Declared vs. sampled Function<D, R> values have different semantics. In a proof’s let: block, writing Function<D, R> H; (no <-) declares a known deterministic function in the standard model. The adversary can compute it; calls to H(x) are treated as deterministic (same input, same output, always). Writing Function<D, R> H <- Function<D, R>; places the proof in the random oracle model, where H is chosen uniformly at random from all functions D -> R. The engine applies random-function simplifications only to sampled Function values. Confusing the two forms is a common source of subtle proof errors.
Composition
Game composed with a scheme
Games are parameterized over primitives. For example, Game Left(SymEnc E) accepts any scheme that extends SymEnc. When a proof’s let: block instantiates a scheme (e.g., SymEnc E = OTP(lambda)) and uses it in a game step, the scheme’s method bodies become callable from the game’s oracles.
During proof verification, the engine inlines these calls: each call E.Enc(k, m) in the game’s body is replaced by the body of OTP.Enc, with formal parameters substituted for actual arguments. Local variables in the inlined body are renamed to avoid collisions. Inlining repeats in a fixed-point loop until all calls have been expanded (recursion is not allowed in FrogLang, so this always terminates).
The result is a flat, self-contained game body with no remaining calls to scheme methods. This flat form is what the engine canonicalizes and compares. For the full details of the canonicalization pipeline, see the Canonicalization page.
Game composed with a reduction
compose produces a new game from a security game and a reduction.
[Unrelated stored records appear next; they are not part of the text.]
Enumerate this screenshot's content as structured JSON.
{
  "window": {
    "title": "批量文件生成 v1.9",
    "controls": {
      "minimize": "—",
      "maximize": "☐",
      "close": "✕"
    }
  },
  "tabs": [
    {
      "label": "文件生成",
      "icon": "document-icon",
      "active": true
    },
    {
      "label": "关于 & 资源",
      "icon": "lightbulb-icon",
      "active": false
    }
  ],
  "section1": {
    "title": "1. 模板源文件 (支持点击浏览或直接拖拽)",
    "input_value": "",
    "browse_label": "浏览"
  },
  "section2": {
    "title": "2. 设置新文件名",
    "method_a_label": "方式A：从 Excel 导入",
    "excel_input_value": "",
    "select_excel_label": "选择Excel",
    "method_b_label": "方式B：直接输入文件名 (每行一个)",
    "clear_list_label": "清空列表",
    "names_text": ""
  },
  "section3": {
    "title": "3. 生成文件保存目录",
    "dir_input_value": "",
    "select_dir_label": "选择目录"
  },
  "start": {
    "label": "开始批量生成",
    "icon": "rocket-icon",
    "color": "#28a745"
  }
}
The composition syntax appears as a game step inside the games: block of a .proof file (it is not a free-standing expression you can write elsewhere). For example, a single line in a games: block might read:
// inside a games: block of a .proof file
Security(G).Real compose R(G, T) against Security(T).Adversary;
This produces a composed game where:
- The adversary calls
R’s oracle methods (which implement the interface ofSecurity(T)). - Inside
R’s methods, the keywordchallengerrefers toSecurity(G).Real’s oracles;challenger.Query()calls that game’sQueryoracle. - The combined state includes both
R’s fields andSecurity(G).Real’s fields.
The Initialize methods are merged: if both the reduction and the composed game define Initialize, the reduction’s Initialize may call challenger.Initialize() to trigger the composed game’s initialization. Both run as part of the single initialization step of the composed game.
After composition, the engine inlines the reduction’s calls to challenger.* just as it inlines scheme method calls — everything is flattened before canonicalization.
What is not on this page
-
Algebraic identities and other semantic equivalences — XOR cancellation, group element identities, sample merge and split, uniform masking, and other transforms the engine applies during canonicalization are described on the Canonicalization page.
-
File-type rules — what is syntactically and semantically legal in each kind of file (
.primitive,.scheme,.game,.proof) is covered on the Primitives, Schemes, Games, and Proofs pages respectively. -
What FrogLang does not model — computational complexity (the engine works with exact equality, not asymptotic bounds), side channels, concurrency, and abort semantics are outside the scope of FrogLang’s model. See the Limitations page for a list of out-of-scope concerns and known engine gaps.